JEREMY ROWSELL IS FLYING A WAM RV-9 from SYDNEY to MELBOURNE, Australia
Most light aircraft are fuelled by Avgas, a low lead based fuel, which is coming under increasing environmental and regulatory pressure. However, given the unique nature of Jeremy’s fuel converted from end life plastic, a special engine was needed that could cope and flourish with the Plastic Energy developed diesel.
Wilksch Airmotive, based at Staverton Airport, Gloucester England, had the answer.
Their new WAM engine concept allows the use of both diesel and jet fuels. This new technology brings numerous benefits and weighs no more than traditional Avgas burning engines. WAM engines are specifically designed to run on jet fuel and use new (to aircraft) diesel technology that avoids the technical compromises inherent in more conservative approaches. The result is an engine that exhibits excellent power to weight characteristics, and is ideally suited to the requirements of a large range of light aircraft.

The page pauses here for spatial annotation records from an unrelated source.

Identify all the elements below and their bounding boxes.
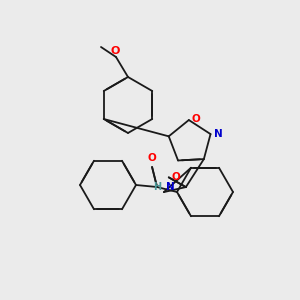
Text: O: O [192,114,201,124]
Text: O: O [172,172,181,182]
Text: O: O [148,153,156,163]
Text: N: N [166,182,175,192]
Text: H: H [153,182,161,192]
Text: O: O [110,46,120,56]
Text: N: N [214,129,222,139]
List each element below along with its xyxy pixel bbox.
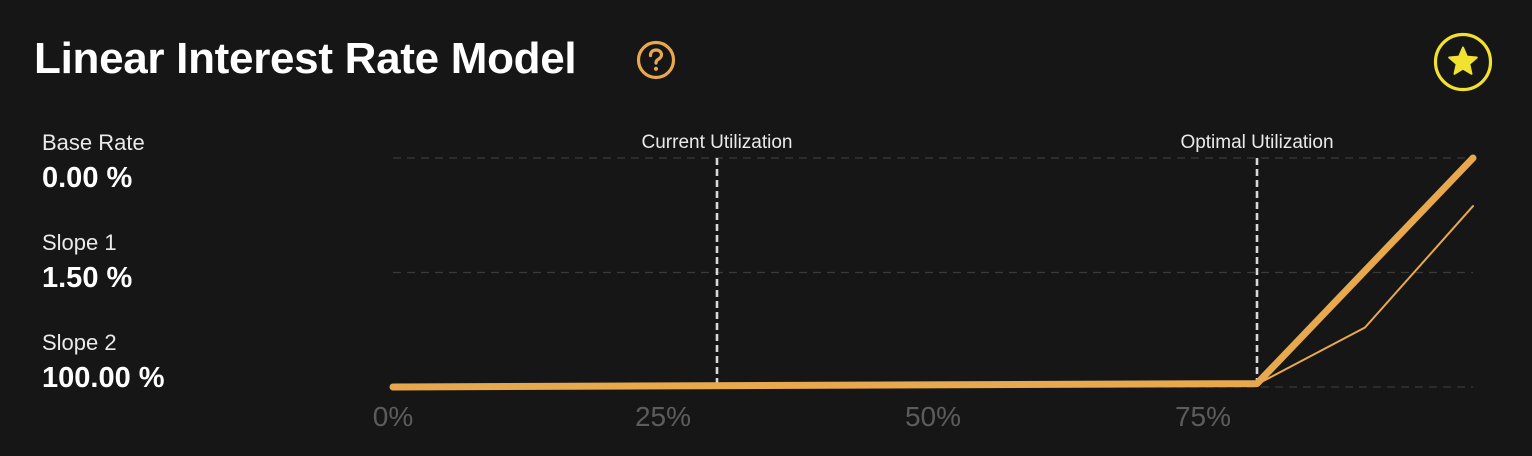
param-value: 0.00 % (42, 162, 133, 194)
param-base-rate: Base Rate 0.00 % (42, 130, 145, 195)
page-title: Linear Interest Rate Model (34, 34, 577, 83)
param-slope-1: Slope 1 1.50 % (42, 230, 132, 295)
param-value: 1.50 % (42, 262, 133, 294)
x-tick-label-0: 0% (373, 401, 413, 432)
rate-series-line-1 (392, 205, 1474, 388)
x-tick-label-2: 50% (905, 401, 961, 432)
question-circle-icon[interactable] (636, 40, 676, 80)
x-tick-label-3: 75% (1175, 401, 1231, 432)
param-slope-2: Slope 2 100.00 % (42, 330, 165, 395)
param-label: Slope 2 (42, 330, 117, 355)
utilization-marker-label-0: Current Utilization (642, 132, 793, 153)
x-tick-label-1: 25% (635, 401, 691, 432)
star-icon (1448, 46, 1478, 75)
param-label: Slope 1 (42, 230, 117, 255)
param-label: Base Rate (42, 130, 145, 155)
favorite-star-button[interactable] (1433, 32, 1493, 92)
param-value: 100.00 % (42, 362, 165, 394)
utilization-marker-label-1: Optimal Utilization (1180, 132, 1333, 153)
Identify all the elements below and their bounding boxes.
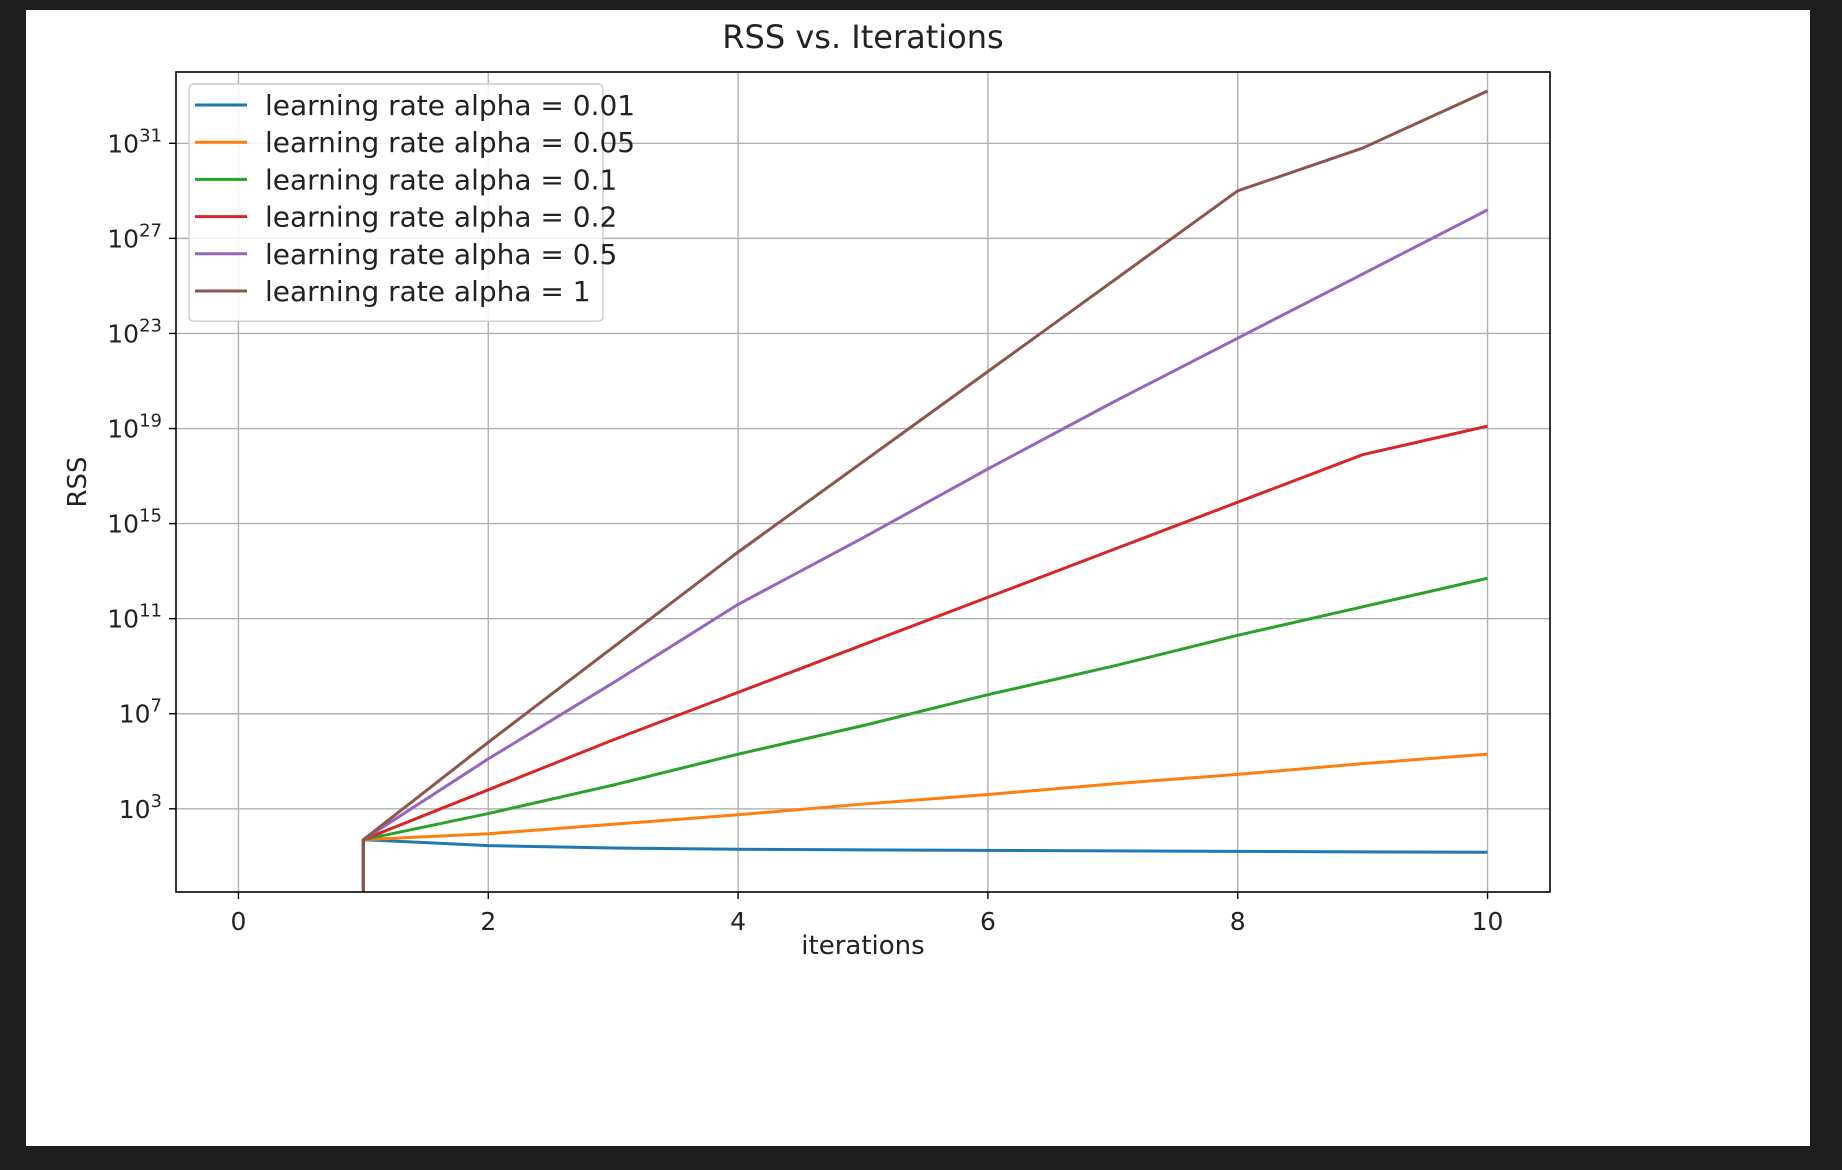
- x-tick-label: 4: [730, 907, 746, 936]
- y-tick-label: 1031: [107, 125, 162, 158]
- series-line: [361, 576, 1488, 892]
- y-tick-label: 1011: [107, 601, 162, 634]
- x-ticks: 0 2 4 6 8 10: [231, 892, 1504, 936]
- plot-frame: [175, 71, 1551, 893]
- y-tick-label: 1015: [107, 506, 162, 539]
- y-tick-label: 107: [119, 696, 162, 729]
- legend-entry: learning rate alpha = 0.05: [265, 126, 635, 159]
- chart-figure: RSS vs. Iterations iterations RSS 0 2 4 6 8 1…: [26, 10, 1810, 1146]
- y-ticks: 103 107 1011 1015 1019 1023 1027 1031: [107, 125, 176, 824]
- series-line: [361, 424, 1488, 892]
- legend-entry: learning rate alpha = 0.1: [265, 163, 617, 196]
- y-tick-label: 103: [119, 791, 162, 824]
- legend: learning rate alpha = 0.01 learning rate …: [188, 83, 635, 322]
- series-line: [361, 208, 1489, 892]
- series-line: [361, 752, 1488, 892]
- x-axis-label: iterations: [801, 931, 924, 961]
- series-line: [361, 89, 1489, 892]
- legend-entry: learning rate alpha = 0.5: [265, 238, 617, 271]
- legend-entry: learning rate alpha = 0.2: [265, 201, 617, 234]
- x-tick-label: 0: [231, 907, 247, 936]
- x-tick-label: 6: [980, 907, 996, 936]
- x-tick-label: 8: [1230, 907, 1246, 936]
- legend-entry: learning rate alpha = 1: [265, 275, 591, 308]
- legend-box: [188, 83, 604, 322]
- y-tick-label: 1027: [107, 220, 162, 253]
- x-tick-label: 10: [1472, 907, 1504, 936]
- y-tick-label: 1023: [107, 315, 162, 348]
- chart-title: RSS vs. Iterations: [722, 18, 1003, 56]
- x-tick-label: 2: [480, 907, 496, 936]
- legend-entry: learning rate alpha = 0.01: [265, 89, 635, 122]
- y-axis-label: RSS: [63, 456, 93, 507]
- grid: [176, 72, 1550, 892]
- y-tick-label: 1019: [107, 411, 162, 444]
- rss-line-chart: RSS vs. Iterations iterations RSS 0 2 4 6 8 1…: [63, 18, 1551, 961]
- series-line: [361, 838, 1488, 892]
- series-lines: [361, 89, 1489, 892]
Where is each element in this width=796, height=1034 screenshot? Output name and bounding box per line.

Most importantly for On Wings of Waste the WAM engines are capable of running on bio diesels, and Wilksch Automotive is currently working with partners to assess the impact of wider use of bio diesel in light aviation.
WAM technology offers simple installation and maintenance with no reliance on electronics, delivering significant reduction in time, and hence costs, for both these operations. WAM engines also exhibit strong flight cycle fuel consumption characteristics. Compared with existing conventional engines, the WAM equivalents offer demonstrated aircraft range improvements of approximately 30%.
It is the perfect match for On Wings of Waste.